According to Isle of Wight County Schools spokeswoman Lynn Briggs, Thornton’s immediate predecessor, Dr. Katrise Perera, received a payout of just over $67,000 upon departing in 2015. In 2011, Perera’s predecessor, Dr. Michael McPherson, received just under $9,500 for his unused annual leave and another $81,000 “miscellaneous” payout for a gross total of just over $90,000.
“ A major part of my decision was based on my interactions with Dr Thornton concerning his retirement payout,” Collick said, clarifying his meeting remarks via a Sept. 10 email to The Smithfield Times.
Collick, who’d voted with his fellow board members to approve a separation agreement with Thornton that specified the retired superintendent was to receive a “gross payment” calculated at the “full per diem rate of reimbursement,” said he’d been under the impression at the time that “per diem” referred to federal per diem rates, not Thornton’s daily rate of pay.

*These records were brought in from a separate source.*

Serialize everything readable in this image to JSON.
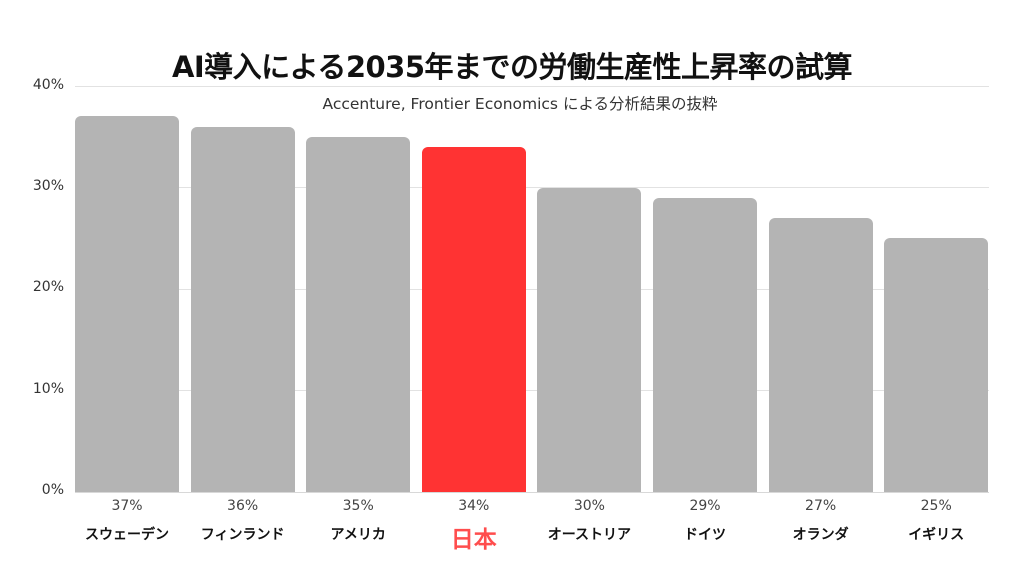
{
  "header": {
    "title": "AI導入による2035年までの労働生産性上昇率の試算",
    "subtitle": "Accenture, Frontier Economics による分析結果の抜粋"
  },
  "colors": {
    "bar_default": "#b4b4b4",
    "bar_highlight": "#ff3333",
    "highlight_label": "#ff4d4d",
    "grid": "#e2e2e2"
  },
  "yaxis": {
    "ticks": [
      "0%",
      "10%",
      "20%",
      "30%",
      "40%"
    ]
  },
  "bars": [
    {
      "label": "スウェーデン",
      "value_label": "37%"
    },
    {
      "label": "フィンランド",
      "value_label": "36%"
    },
    {
      "label": "アメリカ",
      "value_label": "35%"
    },
    {
      "label": "日本",
      "value_label": "34%"
    },
    {
      "label": "オーストリア",
      "value_label": "30%"
    },
    {
      "label": "ドイツ",
      "value_label": "29%"
    },
    {
      "label": "オランダ",
      "value_label": "27%"
    },
    {
      "label": "イギリス",
      "value_label": "25%"
    }
  ],
  "chart_data": {
    "type": "bar",
    "title": "AI導入による2035年までの労働生産性上昇率の試算",
    "subtitle": "Accenture, Frontier Economics による分析結果の抜粋",
    "categories": [
      "スウェーデン",
      "フィンランド",
      "アメリカ",
      "日本",
      "オーストリア",
      "ドイツ",
      "オランダ",
      "イギリス"
    ],
    "values": [
      37,
      36,
      35,
      34,
      30,
      29,
      27,
      25
    ],
    "value_unit": "%",
    "highlighted_category": "日本",
    "xlabel": "",
    "ylabel": "",
    "ylim": [
      0,
      40
    ],
    "yticks": [
      0,
      10,
      20,
      30,
      40
    ],
    "grid": true,
    "legend": null
  }
}
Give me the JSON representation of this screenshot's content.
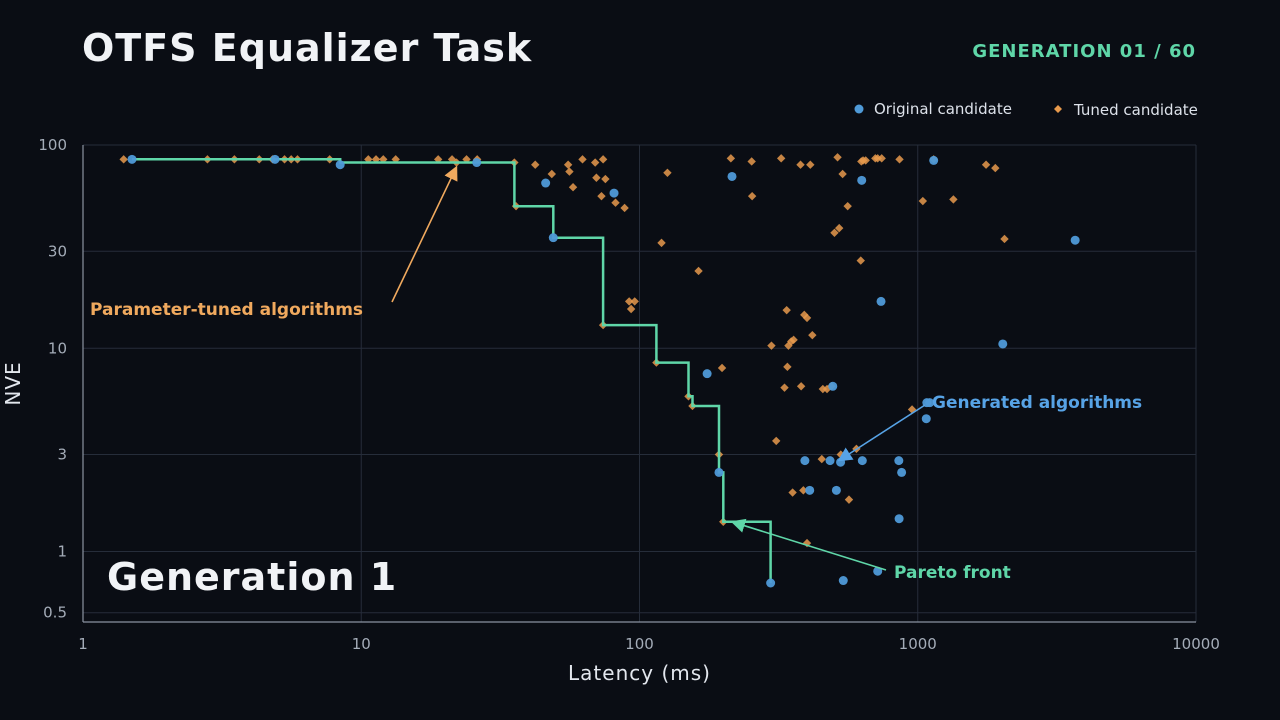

Thornton had also come under fire from a group of county residents who called for the removal of certain books from school libraries and apps from school-issued iPads, citing sexually explicit information and allegedly “divisive” tenets of Critical Race Theory, an academic discipline that argues laws and institutions have perpetuated inequalities among minorities. Collick, though he ran on a platform of opposition to Isle of Wight’s equity initiatives when campaigning for his Carrsville-area seat last year, said the ongoing equity debate didn’t factor into his decision to oppose renaming Smithfield High’s CTE center.
“I don’t believe he was completely honest with me concerning his payout,” Collick said. “If he had been, I most likely would have supported renaming the CTE building after him.”
In addition to voting against the renaming, Collick remained seated when the board stood to pose for a group photo with Thornton, his wife, Mary, and a rendering of the renamed building. Collick, during comments by board members at the conclusion of the meeting, said he didn’t feel it was “appropriate” for him to be in the photo, but he pledged to be at the dedication ceremony for the renamed building once it occurs.
Editor’s note: This story has been updated to clarify Board member John Collick’s stated reason for opposing the renaming.